Generally yes — but with important exceptions. Our data shows GPT-5 Generic scored only 7.21 on factual accuracy, while the older GPT-4.1 scored 8.34. Grok 4.1 Reasoning (6.96) performed worse than Grok 4 (7.72). Thinking and reasoning model variants sometimes sacrifice raw factual accuracy for more deliberate step-by-step analysis. The lesson: do not assume that a newer model version is automatically more factually accurate. Test it, or better yet, compare it against multiple models on the queries that matter to your work.

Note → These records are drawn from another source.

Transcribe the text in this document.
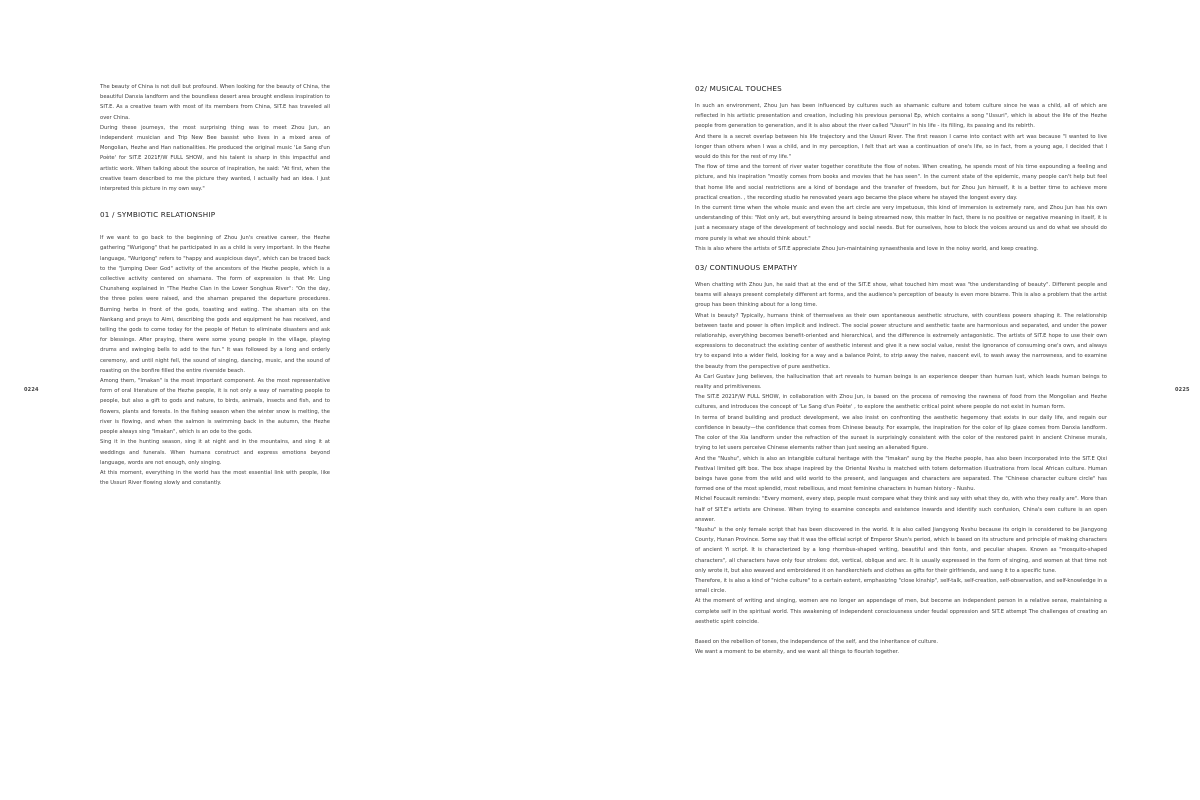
0224

The beauty of China is not dull but profound. When looking for the beauty of China, the beautiful Danxia landform and the boundless desert area brought endless inspiration to SIT.E. As a creative team with most of its members from China, SIT.E has traveled all over China.

During these journeys, the most surprising thing was to meet Zhou Jun, an independent musician and Trip New Bee bassist who lives in a mixed area of Mongolian, Hezhe and Han nationalities. He produced the original music 'Le Sang d'un Poète' for SIT.E 2021F/W FULL SHOW, and his talent is sharp in this impactful and artistic work. When talking about the source of inspiration, he said: "At first, when the creative team described to me the picture they wanted, I actually had an idea. I just interpreted this picture in my own way."

01 / SYMBIOTIC RELATIONSHIP

If we want to go back to the beginning of Zhou Jun's creative career, the Hezhe gathering "Wurigong" that he participated in as a child is very important. In the Hezhe language, "Wurigong" refers to "happy and auspicious days", which can be traced back to the "Jumping Deer God" activity of the ancestors of the Hezhe people, which is a collective activity centered on shamans. The form of expression is that Mr. Ling Chunsheng explained in "The Hezhe Clan in the Lower Songhua River": "On the day, the three poles were raised, and the shaman prepared the departure procedures. Burning herbs in front of the gods, toasting and eating. The shaman sits on the Nankang and prays to Aimi, describing the gods and equipment he has received, and telling the gods to come today for the people of Hetun to eliminate disasters and ask for blessings. After praying, there were some young people in the village, playing drums and swinging bells to add to the fun." It was followed by a long and orderly ceremony, and until night fell, the sound of singing, dancing, music, and the sound of roasting on the bonfire filled the entire riverside beach.

Among them, "Imakan" is the most important component. As the most representative form of oral literature of the Hezhe people, it is not only a way of narrating people to people, but also a gift to gods and nature, to birds, animals, insects and fish, and to flowers, plants and forests. In the fishing season when the winter snow is melting, the river is flowing, and when the salmon is swimming back in the autumn, the Hezhe people always sing "Imakan", which is an ode to the gods.

Sing it in the hunting season, sing it at night and in the mountains, and sing it at weddings and funerals. When humans construct and express emotions beyond language, words are not enough, only singing.

At this moment, everything in the world has the most essential link with people, like the Ussuri River flowing slowly and constantly.

0225
02/ MUSICAL TOUCHES

In such an environment, Zhou Jun has been influenced by cultures such as shamanic culture and totem culture since he was a child, all of which are reflected in his artistic presentation and creation, including his previous personal Ep, which contains a song "Ussuri", which is about the life of the Hezhe people from generation to generation, and it is also about the river called "Ussuri" in his life - its filling, its passing and its rebirth.

And there is a secret overlap between his life trajectory and the Ussuri River. The first reason I came into contact with art was because "I wanted to live longer than others when I was a child, and in my perception, I felt that art was a continuation of one's life, so in fact, from a young age, I decided that I would do this for the rest of my life."

The flow of time and the torrent of river water together constitute the flow of notes. When creating, he spends most of his time expounding a feeling and picture, and his inspiration "mostly comes from books and movies that he has seen". In the current state of the epidemic, many people can't help but feel that home life and social restrictions are a kind of bondage and the transfer of freedom, but for Zhou Jun himself, it is a better time to achieve more practical creation. , the recording studio he renovated years ago became the place where he stayed the longest every day.

In the current time when the whole music and even the art circle are very impetuous, this kind of immersion is extremely rare, and Zhou Jun has his own understanding of this: "Not only art, but everything around is being streamed now, this matter In fact, there is no positive or negative meaning in itself, it is just a necessary stage of the development of technology and social needs. But for ourselves, how to block the voices around us and do what we should do more purely is what we should think about."

This is also where the artists of SIT.E appreciate Zhou Jun-maintaining synaesthesia and love in the noisy world, and keep creating.

03/ CONTINUOUS EMPATHY

When chatting with Zhou Jun, he said that at the end of the SIT.E show, what touched him most was "the understanding of beauty". Different people and teams will always present completely different art forms, and the audience's perception of beauty is even more bizarre. This is also a problem that the artist group has been thinking about for a long time.

What is beauty? Typically, humans think of themselves as their own spontaneous aesthetic structure, with countless powers shaping it. The relationship between taste and power is often implicit and indirect. The social power structure and aesthetic taste are harmonious and separated, and under the power relationship, everything becomes benefit-oriented and hierarchical, and the difference is extremely antagonistic. The artists of SIT.E hope to use their own expressions to deconstruct the existing center of aesthetic interest and give it a new social value, resist the ignorance of consuming one's own, and always try to expand into a wider field, looking for a way and a balance Point, to strip away the naive, nascent evil, to wash away the narrowness, and to examine the beauty from the perspective of pure aesthetics.

As Carl Gustav Jung believes, the hallucination that art reveals to human beings is an experience deeper than human lust, which leads human beings to reality and primitiveness.

The SIT.E 2021F/W FULL SHOW, in collaboration with Zhou Jun, is based on the process of removing the rawness of food from the Mongolian and Hezhe cultures, and introduces the concept of 'Le Sang d'un Poète' , to explore the aesthetic critical point where people do not exist in human form.

In terms of brand building and product development, we also insist on confronting the aesthetic hegemony that exists in our daily life, and regain our confidence in beauty—the confidence that comes from Chinese beauty. For example, the inspiration for the color of lip glaze comes from Danxia landform. The color of the Xia landform under the refraction of the sunset is surprisingly consistent with the color of the restored paint in ancient Chinese murals, trying to let users perceive Chinese elements rather than just seeing an alienated figure.

And the "Nushu", which is also an intangible cultural heritage with the "Imakan" sung by the Hezhe people, has also been incorporated into the SIT.E Qixi Festival limited gift box. The box shape inspired by the Oriental Nvshu is matched with totem deformation illustrations from local African culture. Human beings have gone from the wild and wild world to the present, and languages and characters are separated. The "Chinese character culture circle" has formed one of the most splendid, most rebellious, and most feminine characters in human history - Nushu.

Michel Foucault reminds: "Every moment, every step, people must compare what they think and say with what they do, with who they really are". More than half of SIT.E's artists are Chinese. When trying to examine concepts and existence inwards and identify such confusion, China's own culture is an open answer.

"Nushu" is the only female script that has been discovered in the world. It is also called Jiangyong Nvshu because its origin is considered to be Jiangyong County, Hunan Province. Some say that it was the official script of Emperor Shun's period, which is based on its structure and principle of making characters of ancient Yi script. It is characterized by a long rhombus-shaped writing, beautiful and thin fonts, and peculiar shapes. Known as "mosquito-shaped characters", all characters have only four strokes: dot, vertical, oblique and arc. It is usually expressed in the form of singing, and women at that time not only wrote it, but also weaved and embroidered it on handkerchiefs and clothes as gifts for their girlfriends, and sang it to a specific tune.

Therefore, it is also a kind of "niche culture" to a certain extent, emphasizing "close kinship", self-talk, self-creation, self-observation, and self-knowledge in a small circle.

At the moment of writing and singing, women are no longer an appendage of men, but become an independent person in a relative sense, maintaining a complete self in the spiritual world. This awakening of independent consciousness under feudal oppression and SIT.E attempt The challenges of creating an aesthetic spirit coincide.

Based on the rebellion of tones, the independence of the self, and the inheritance of culture.

We want a moment to be eternity, and we want all things to flourish together.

How can I check if AI is hallucinating?
Three proven methods:
- Cross-model verification. Run the same query through multiple AI models and check for consensus. When models trained on different data by different organizations reach the same conclusion, the probability that all of them independently hallucinated the same fact drops dramatically. Search Umbrella automates this across 8+ models with a Trust Score.
- Source checking. Ask the AI for its sources and independently verify them. Fabricated citations — real-sounding journal names, plausible author names, realistic publication dates — are one of the most common and most dangerous hallucination patterns.
- Reasoning chain analysis. Ask the model to show its step-by-step reasoning. Hallucinated facts often appear as unsupported leaps — a conclusion that does not follow from the preceding reasoning steps.
Of these, cross-model verification is the most reliable for a simple reason: it does not depend on the hallucinating model to identify its own errors. An external check from independent models is inherently more trustworthy than asking the same model "are you sure?"